Chroniques de rue : Le caddie chasse le gaspi
Je viens de Roumanie. Dans le caddie accroché à mon vélo, j’ai entassé toute ma vie, c’est-à-dire pas grand-chose. Je suis arrivé les mains dans les poches et la tête remplie de désespoir. Mon caddie reste désespérément vide. Je suis délogé dès que j’arrive quelque part et je n’ai pas le temps de ramasser une petite pièce, un petit fil de fer. Pourtant je pousse la chansonnette « Prosper yop la boom, c’est le roi du macadam ! »

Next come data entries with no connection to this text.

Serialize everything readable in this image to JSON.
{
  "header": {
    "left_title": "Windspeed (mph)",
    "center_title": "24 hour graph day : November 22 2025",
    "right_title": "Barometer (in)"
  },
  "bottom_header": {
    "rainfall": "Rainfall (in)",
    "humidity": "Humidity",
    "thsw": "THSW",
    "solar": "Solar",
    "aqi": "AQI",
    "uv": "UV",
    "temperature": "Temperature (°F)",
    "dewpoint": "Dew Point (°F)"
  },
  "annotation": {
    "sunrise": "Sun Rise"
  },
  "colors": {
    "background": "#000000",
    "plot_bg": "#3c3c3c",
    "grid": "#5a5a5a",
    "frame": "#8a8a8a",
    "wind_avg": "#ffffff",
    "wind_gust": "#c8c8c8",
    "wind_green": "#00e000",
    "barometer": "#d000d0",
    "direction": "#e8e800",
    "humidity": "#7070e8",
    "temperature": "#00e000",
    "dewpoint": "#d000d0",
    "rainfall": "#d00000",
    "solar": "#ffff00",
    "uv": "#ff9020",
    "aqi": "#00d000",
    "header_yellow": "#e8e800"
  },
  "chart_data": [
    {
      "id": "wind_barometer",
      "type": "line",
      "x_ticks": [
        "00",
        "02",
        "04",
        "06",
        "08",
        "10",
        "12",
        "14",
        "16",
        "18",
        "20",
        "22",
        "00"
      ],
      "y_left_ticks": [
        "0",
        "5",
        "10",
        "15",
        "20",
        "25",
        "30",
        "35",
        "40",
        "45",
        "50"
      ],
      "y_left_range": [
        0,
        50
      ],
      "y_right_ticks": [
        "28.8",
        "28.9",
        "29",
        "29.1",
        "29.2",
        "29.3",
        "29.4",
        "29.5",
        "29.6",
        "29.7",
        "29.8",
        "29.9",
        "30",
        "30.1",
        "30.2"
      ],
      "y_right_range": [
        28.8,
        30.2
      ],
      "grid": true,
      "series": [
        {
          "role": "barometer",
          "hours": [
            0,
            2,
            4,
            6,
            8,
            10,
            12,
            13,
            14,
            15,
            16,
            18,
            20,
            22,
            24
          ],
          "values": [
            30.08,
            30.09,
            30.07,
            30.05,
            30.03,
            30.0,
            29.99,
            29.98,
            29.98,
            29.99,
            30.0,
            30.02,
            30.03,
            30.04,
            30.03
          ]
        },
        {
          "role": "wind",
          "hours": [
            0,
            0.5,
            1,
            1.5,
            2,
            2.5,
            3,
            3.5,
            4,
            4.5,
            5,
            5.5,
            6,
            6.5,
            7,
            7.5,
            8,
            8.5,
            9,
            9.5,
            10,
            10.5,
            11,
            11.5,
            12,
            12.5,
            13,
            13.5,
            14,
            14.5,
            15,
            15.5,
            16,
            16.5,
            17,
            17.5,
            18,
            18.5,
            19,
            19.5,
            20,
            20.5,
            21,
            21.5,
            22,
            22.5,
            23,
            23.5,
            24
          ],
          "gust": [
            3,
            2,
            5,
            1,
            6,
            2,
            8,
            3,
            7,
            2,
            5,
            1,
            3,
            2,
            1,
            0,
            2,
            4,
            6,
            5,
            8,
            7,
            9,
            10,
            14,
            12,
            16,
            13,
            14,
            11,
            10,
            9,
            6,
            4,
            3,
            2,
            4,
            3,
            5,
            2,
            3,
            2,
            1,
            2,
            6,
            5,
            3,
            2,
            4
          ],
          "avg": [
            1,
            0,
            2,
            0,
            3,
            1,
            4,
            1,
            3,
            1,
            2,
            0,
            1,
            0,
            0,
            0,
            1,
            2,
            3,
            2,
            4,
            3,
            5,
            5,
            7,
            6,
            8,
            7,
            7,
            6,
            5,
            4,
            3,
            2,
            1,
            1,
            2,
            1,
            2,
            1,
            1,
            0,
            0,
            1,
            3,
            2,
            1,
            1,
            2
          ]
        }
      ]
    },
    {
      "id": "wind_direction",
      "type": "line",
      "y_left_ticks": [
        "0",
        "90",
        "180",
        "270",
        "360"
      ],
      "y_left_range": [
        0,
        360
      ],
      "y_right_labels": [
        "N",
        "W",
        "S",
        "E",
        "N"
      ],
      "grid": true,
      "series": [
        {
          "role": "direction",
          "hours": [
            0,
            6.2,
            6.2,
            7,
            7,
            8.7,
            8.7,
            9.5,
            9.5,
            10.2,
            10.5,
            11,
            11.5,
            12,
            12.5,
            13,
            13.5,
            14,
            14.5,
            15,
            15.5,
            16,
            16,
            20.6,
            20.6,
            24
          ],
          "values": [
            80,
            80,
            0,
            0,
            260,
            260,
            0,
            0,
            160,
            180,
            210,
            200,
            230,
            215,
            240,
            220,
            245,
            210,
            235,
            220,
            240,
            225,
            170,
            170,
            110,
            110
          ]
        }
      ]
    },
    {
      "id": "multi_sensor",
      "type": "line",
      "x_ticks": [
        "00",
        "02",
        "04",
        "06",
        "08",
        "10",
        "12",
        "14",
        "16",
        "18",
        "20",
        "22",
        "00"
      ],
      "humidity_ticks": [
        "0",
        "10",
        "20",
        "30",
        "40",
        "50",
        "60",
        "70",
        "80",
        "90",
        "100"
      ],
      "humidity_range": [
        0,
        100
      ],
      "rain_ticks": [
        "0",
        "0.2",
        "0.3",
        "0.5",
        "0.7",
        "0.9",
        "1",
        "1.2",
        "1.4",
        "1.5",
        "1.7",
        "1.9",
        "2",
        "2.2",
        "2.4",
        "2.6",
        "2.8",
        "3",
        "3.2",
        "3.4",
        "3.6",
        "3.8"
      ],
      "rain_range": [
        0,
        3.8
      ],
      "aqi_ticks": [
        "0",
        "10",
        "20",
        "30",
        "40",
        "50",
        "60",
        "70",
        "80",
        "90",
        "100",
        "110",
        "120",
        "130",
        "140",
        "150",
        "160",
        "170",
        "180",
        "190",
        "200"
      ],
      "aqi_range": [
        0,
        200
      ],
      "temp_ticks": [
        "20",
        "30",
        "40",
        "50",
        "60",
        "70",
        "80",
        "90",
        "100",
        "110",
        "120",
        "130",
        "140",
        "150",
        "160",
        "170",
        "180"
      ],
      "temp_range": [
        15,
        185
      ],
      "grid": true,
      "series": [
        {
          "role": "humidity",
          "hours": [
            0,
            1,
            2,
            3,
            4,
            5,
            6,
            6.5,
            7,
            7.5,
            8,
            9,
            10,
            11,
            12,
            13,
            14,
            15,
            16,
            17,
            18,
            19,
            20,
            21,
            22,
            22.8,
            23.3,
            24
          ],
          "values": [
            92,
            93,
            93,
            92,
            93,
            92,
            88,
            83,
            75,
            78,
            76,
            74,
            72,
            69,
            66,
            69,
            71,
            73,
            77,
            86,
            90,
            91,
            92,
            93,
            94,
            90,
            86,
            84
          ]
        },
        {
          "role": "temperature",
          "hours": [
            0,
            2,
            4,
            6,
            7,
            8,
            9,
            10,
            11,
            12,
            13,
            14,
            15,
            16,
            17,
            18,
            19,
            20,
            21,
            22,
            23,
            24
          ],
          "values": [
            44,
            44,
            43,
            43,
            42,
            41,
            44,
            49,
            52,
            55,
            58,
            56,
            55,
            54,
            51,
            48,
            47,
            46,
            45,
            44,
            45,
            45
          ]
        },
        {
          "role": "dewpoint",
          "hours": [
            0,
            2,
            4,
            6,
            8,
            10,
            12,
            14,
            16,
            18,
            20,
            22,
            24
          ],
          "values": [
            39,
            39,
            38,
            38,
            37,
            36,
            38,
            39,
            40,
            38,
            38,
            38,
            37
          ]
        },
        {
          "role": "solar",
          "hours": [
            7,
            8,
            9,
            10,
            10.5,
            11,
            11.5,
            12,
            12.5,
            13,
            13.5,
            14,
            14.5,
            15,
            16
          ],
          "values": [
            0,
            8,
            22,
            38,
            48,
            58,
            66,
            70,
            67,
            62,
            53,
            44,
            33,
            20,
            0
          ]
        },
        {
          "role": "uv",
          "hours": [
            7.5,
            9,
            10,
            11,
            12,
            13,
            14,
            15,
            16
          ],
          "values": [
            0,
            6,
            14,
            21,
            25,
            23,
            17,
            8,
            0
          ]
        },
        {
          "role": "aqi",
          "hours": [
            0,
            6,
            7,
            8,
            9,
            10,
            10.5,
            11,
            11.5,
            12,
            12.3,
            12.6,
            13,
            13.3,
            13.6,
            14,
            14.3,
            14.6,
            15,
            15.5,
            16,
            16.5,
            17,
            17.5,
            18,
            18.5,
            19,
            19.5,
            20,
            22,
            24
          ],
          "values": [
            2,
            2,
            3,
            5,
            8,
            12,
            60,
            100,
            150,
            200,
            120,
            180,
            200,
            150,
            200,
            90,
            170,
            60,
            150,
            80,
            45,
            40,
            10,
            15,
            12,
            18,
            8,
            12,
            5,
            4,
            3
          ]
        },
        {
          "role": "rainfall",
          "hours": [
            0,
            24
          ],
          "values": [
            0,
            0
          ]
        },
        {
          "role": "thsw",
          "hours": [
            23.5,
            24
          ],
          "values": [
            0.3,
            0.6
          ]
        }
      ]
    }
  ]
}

Le macadam, moi, ça me connaît. J’y ai mis la petite Lulu. Tous les matins à 7 heures, elle turbine dans le bois de Vincennes ou parfois dans celui de Pontcarré. Changement d’herbage, réjouit les veaux. Les clients que l’on veut pénaliser, ne sont-ils pas des veaux en quête d’émotions fortes ? Pendant ce temps-là je fais les poubelles à la recherche de bouffe, de métal, de vêtements en bon état. Dans certains quartiers, c’est le Pérou. Qu’est-ce qu’ils gaspillent dans le coin. Cependant il faut faire gaffe aux proprios avec leurs chiens. Tien voilà justement le gros rougeaud avec son bouledogue qui grogne. Filons en douce! Je m’en retourne dans ma cabane de fortune déposer mes trésors. Ici ou ailleurs, pourtant rejeté, il ne me reste plus qu’à philosopher : j’ai la liberté, mes pieds pour marcher, mes mains pour récupérer, mes jambes pour pédaler. Vive les Français qui jettent et gâchent de bons produits.